Party-list group Agham is advocating the development of the local firearms and ammunition industry.
“Our soldiers, policemen, law enforcers, and agencies needing guns will save a lot if they buy products produced by our own manufacturers,” former congressman Angelo Palmones, Agham president, told the Usaping Balita forum at the Serye restaurant in Quezon City yesterday.
He said the money that could be saved from buying locally made firearms and ammunition could be used to procure other equipment and gadgets for soldiers, policemen and law enforcers.
He said Filipino manufacturers can produce good quality guns and bullets and are in fact exporting their products.
Retired police director Leo Santiago, a member of Agham, said local gun makers like Armscor, Metro Arms and Shooters “have a following among civilians, who buy guns for self-defense, for sport or to collect.”

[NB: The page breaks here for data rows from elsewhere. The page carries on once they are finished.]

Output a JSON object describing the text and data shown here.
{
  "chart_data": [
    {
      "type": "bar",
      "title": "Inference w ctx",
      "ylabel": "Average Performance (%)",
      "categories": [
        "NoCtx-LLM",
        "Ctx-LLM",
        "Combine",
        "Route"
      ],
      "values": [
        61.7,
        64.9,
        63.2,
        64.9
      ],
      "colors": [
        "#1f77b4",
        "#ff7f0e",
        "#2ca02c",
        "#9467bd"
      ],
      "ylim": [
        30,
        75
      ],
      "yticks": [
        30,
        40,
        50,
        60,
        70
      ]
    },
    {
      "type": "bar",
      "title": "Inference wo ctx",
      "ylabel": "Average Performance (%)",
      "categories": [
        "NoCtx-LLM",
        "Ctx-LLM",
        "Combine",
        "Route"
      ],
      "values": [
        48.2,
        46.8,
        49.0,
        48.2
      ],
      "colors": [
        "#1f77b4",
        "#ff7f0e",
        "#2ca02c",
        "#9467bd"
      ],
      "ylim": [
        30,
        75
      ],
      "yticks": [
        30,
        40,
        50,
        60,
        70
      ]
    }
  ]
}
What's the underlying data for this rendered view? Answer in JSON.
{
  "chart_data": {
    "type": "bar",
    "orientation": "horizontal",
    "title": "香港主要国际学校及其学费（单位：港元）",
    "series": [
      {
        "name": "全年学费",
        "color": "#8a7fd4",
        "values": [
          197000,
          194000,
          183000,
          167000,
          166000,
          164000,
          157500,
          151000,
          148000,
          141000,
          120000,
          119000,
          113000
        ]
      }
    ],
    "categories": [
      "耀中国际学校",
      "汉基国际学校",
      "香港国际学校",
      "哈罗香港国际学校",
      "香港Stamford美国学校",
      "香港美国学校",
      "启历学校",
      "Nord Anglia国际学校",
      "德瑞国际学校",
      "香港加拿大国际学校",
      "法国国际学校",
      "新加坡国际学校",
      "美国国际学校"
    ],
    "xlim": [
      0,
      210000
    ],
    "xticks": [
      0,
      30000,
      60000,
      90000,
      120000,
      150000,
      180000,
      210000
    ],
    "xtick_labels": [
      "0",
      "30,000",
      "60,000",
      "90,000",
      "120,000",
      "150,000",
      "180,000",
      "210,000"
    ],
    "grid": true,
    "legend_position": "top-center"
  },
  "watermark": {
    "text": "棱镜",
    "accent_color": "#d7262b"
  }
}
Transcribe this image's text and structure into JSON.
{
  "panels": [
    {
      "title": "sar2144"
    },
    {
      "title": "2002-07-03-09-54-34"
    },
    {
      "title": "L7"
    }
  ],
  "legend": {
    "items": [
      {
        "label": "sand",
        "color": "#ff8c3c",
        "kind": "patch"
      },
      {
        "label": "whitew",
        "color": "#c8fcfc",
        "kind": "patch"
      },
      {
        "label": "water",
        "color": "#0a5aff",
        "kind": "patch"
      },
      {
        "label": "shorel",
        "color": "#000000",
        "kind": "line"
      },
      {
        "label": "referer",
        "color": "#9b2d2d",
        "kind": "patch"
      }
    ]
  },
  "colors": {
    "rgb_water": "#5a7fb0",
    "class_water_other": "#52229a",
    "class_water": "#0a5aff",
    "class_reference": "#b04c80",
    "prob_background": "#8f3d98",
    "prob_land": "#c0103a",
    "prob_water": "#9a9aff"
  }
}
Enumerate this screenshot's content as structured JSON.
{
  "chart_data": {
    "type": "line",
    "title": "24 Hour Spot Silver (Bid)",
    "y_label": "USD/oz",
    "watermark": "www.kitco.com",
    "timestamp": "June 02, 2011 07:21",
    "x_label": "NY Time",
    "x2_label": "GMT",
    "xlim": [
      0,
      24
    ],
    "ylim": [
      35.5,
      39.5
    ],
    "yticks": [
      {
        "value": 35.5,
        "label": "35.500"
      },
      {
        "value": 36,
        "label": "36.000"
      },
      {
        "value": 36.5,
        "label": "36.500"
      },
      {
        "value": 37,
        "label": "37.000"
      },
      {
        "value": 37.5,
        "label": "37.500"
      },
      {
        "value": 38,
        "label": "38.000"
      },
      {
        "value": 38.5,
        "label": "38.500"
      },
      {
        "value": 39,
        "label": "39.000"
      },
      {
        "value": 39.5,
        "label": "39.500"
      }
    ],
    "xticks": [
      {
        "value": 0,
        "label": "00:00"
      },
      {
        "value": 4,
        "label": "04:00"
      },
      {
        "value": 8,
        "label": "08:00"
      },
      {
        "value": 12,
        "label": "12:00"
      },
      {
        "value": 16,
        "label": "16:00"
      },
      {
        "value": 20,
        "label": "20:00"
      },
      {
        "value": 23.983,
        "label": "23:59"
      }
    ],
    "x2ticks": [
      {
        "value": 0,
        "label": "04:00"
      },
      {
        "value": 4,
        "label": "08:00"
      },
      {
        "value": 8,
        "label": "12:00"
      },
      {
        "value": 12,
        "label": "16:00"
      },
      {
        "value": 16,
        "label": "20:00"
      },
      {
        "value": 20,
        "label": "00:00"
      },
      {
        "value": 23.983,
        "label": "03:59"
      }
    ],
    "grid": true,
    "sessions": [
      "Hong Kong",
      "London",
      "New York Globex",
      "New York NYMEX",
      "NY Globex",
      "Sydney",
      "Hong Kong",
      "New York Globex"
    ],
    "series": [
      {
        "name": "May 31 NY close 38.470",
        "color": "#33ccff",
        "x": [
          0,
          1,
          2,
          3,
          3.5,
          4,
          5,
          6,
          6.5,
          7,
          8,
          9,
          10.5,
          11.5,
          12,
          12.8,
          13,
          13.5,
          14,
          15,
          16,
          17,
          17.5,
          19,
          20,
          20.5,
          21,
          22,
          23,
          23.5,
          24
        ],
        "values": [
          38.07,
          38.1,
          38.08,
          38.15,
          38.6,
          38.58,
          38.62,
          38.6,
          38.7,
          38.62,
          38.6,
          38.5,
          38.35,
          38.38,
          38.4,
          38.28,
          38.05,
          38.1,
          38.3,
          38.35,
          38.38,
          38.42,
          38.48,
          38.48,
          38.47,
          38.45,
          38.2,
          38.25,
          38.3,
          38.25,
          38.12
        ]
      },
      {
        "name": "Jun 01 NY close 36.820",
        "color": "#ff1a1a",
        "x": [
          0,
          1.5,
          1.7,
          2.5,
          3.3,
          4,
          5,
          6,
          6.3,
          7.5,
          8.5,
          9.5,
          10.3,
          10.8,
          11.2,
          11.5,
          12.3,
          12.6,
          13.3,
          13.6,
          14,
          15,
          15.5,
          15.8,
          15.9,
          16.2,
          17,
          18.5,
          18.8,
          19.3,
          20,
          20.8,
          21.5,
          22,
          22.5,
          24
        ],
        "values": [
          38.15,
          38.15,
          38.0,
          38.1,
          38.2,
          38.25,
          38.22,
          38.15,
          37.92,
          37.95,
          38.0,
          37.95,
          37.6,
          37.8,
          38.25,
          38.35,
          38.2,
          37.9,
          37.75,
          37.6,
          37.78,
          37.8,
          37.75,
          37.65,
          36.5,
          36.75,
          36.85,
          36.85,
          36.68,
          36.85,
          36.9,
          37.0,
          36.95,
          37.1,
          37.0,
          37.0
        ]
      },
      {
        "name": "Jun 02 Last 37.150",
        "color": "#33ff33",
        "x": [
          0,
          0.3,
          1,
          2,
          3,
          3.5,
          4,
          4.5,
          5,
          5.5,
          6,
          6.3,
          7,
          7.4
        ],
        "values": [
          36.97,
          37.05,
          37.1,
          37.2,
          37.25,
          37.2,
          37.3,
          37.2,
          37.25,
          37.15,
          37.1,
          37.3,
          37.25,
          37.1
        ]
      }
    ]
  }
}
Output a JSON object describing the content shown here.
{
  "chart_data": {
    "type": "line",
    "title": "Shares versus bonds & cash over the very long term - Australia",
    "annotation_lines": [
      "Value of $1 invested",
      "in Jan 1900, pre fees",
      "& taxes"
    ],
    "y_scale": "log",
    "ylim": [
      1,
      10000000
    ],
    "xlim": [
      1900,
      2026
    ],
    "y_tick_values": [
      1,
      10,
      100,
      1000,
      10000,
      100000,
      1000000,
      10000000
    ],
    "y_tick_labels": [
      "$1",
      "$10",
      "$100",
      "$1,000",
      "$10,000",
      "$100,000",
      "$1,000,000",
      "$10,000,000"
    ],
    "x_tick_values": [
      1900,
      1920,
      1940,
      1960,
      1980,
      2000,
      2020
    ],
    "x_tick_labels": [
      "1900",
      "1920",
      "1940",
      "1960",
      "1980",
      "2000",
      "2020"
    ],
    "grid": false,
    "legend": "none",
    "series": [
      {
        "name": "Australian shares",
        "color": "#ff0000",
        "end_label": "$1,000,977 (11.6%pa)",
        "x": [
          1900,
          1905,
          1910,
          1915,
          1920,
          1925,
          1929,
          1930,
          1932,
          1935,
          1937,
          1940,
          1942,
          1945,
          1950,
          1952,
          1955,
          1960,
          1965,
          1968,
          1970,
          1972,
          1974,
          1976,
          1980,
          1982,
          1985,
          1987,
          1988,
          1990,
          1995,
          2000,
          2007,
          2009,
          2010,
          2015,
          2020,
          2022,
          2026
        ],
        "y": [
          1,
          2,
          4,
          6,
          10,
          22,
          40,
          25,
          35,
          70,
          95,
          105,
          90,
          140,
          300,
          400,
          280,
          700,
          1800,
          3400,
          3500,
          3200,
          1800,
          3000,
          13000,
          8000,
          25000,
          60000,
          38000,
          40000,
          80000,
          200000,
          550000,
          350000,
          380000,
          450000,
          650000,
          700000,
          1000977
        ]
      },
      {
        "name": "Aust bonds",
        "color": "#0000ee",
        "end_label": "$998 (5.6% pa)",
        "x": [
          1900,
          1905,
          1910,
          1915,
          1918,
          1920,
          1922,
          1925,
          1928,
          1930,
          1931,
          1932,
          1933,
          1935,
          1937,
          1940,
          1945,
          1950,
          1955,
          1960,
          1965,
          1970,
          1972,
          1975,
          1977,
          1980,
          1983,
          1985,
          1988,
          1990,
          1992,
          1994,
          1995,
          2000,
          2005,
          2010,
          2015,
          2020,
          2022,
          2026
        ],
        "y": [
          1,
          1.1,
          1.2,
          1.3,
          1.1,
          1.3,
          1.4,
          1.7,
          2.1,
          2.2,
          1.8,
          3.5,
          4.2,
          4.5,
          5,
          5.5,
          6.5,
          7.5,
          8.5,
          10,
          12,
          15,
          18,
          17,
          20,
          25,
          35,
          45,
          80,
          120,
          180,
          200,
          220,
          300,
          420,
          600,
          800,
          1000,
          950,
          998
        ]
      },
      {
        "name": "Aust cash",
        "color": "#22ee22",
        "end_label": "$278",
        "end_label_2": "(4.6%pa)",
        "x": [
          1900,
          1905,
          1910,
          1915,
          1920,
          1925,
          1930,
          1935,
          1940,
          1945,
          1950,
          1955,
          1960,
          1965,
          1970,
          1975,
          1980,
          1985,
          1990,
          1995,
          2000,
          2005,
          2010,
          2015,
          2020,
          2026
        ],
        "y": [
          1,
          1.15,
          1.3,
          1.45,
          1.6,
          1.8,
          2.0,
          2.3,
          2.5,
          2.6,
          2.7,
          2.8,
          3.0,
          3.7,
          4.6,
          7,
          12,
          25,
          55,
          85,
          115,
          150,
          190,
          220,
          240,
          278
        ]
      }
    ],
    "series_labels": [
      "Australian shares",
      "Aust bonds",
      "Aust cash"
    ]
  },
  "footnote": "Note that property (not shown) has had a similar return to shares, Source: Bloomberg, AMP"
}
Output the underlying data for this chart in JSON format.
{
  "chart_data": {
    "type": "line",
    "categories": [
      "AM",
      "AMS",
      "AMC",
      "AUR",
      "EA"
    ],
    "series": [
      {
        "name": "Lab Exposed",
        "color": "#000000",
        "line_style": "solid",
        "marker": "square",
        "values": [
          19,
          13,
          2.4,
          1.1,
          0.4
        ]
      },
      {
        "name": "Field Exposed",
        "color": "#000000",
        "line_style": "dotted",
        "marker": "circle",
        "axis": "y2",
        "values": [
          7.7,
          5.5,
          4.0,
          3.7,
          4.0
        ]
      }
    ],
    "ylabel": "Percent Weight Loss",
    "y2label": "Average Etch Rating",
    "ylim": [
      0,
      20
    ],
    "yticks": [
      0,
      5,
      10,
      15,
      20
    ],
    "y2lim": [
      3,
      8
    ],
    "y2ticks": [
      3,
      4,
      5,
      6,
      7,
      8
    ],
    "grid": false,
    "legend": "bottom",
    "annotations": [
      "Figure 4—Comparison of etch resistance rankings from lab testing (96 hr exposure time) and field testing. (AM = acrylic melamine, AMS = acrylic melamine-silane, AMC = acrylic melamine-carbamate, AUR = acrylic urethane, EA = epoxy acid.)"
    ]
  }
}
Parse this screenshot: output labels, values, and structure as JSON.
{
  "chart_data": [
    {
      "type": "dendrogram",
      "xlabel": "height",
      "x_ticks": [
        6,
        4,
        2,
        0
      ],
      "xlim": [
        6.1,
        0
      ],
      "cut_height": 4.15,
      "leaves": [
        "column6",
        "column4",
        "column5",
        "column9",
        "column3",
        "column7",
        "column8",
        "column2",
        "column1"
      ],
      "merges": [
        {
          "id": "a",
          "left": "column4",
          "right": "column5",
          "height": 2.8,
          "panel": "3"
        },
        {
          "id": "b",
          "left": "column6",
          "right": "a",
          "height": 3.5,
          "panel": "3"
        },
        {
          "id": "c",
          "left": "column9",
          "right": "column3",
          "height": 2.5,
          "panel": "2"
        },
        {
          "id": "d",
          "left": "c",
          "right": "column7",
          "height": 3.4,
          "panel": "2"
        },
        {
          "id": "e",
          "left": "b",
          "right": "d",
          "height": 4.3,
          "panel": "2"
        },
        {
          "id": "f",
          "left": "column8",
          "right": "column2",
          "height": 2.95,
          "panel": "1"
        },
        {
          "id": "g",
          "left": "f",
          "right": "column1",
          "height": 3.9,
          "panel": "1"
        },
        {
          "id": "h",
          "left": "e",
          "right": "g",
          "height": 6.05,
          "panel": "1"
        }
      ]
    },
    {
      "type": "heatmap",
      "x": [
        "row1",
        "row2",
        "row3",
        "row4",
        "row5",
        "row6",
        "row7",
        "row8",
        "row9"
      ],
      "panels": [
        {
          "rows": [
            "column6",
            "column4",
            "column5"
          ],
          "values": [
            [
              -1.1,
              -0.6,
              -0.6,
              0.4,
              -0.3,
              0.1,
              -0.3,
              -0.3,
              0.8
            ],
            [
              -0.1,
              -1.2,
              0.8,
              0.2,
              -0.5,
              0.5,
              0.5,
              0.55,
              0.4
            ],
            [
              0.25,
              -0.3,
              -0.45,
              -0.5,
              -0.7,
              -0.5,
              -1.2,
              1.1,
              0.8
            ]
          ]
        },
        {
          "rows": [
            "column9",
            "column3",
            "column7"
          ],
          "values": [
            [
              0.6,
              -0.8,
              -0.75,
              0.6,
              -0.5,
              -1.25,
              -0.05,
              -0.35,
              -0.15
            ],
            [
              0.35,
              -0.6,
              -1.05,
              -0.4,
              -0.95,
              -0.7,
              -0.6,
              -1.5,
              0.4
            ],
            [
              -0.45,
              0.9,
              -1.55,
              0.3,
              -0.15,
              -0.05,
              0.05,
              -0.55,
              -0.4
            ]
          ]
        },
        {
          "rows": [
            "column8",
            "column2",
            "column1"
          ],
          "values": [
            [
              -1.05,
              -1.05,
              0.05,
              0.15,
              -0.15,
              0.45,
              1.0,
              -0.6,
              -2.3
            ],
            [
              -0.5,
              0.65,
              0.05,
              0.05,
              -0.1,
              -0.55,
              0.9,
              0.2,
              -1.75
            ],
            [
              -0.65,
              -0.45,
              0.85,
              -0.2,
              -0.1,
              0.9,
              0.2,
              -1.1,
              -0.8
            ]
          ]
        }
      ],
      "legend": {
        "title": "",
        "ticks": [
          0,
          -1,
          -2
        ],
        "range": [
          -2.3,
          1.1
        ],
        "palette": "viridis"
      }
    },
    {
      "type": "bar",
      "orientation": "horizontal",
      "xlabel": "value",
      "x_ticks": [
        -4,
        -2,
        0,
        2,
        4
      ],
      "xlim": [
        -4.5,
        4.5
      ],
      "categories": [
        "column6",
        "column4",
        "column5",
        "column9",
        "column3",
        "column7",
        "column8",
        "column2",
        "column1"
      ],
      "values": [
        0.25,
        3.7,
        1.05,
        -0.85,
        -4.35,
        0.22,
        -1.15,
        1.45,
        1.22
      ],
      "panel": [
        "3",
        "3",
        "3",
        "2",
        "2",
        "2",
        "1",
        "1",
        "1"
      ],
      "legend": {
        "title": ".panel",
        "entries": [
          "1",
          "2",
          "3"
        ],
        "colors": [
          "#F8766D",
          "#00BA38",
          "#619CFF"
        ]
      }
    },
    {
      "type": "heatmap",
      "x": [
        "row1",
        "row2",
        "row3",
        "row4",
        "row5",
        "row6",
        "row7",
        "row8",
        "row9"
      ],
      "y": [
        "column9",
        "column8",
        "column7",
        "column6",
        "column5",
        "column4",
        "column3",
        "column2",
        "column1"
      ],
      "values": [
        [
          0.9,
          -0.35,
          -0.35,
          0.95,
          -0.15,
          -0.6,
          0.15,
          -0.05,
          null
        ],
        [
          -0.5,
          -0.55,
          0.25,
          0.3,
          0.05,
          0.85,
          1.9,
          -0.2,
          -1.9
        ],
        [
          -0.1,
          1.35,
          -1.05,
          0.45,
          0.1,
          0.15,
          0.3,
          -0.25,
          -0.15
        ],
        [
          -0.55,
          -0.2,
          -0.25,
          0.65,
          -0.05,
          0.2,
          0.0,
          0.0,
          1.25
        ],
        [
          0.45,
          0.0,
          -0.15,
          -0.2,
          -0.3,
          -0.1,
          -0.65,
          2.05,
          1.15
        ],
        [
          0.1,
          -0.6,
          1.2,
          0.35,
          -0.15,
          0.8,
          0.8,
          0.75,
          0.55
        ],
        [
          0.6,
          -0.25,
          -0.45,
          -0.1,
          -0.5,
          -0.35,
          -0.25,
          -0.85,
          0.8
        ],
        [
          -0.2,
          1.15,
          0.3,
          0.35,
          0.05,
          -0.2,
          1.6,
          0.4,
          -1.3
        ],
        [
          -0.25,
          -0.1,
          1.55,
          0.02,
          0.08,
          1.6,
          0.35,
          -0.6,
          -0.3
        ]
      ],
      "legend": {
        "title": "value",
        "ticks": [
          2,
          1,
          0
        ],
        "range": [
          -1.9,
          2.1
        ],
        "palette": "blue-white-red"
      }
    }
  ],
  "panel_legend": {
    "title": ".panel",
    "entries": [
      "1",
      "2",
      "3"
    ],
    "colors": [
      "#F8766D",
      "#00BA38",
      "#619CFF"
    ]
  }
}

However, he lamented that the Philippine National Police (PNP), Armed Forces of the Philippines (AFP), National Bureau of Investigation and other agencies prefer to import firearms and ammunition, instead of buying them from local suppliers.
“Our Filipino gun makers can compete with their foreign counterparts in terms of quality. The problem with our agencies is that they have a bias for foreign products,” Santiago, who once headed the PNP Special Action Force (SAF), said.
He said Cebu-based Filipinos designed the major part of the Armalite M-4 rifle that an American manufacturer has been selling to the PNP, AFP and other agencies.
He said several M-4 rifles bought by the PNP from this particular manufacturer were among the firearms lost by PNP-SAF troopers in the Jan. 25, 2015 Mamasapano incident.
Santiago said the government arsenal, which is supposed to manufacture firearms and ammunition for the AFP, seems bent on continuing with importation.
“The arsenal launched a defense eco-zone in Bataan last year. However, the plan is to invite foreign manufacturers to use the eco-zone as their hub to make guns for export to the Philippines and other countries,” he said.
He also claimed that the Bureau of Corrections, PNP and the Presidential Security Group bought Glock 9mm pistols from the same supplier at about P30,000, P20,000 and P19,000 apiece, respectively.
The former PNP official said he could not understand why the same pistol was bought from the same supplier at different prices.
Palmones said Agham is inquiring into the anomalous procurement.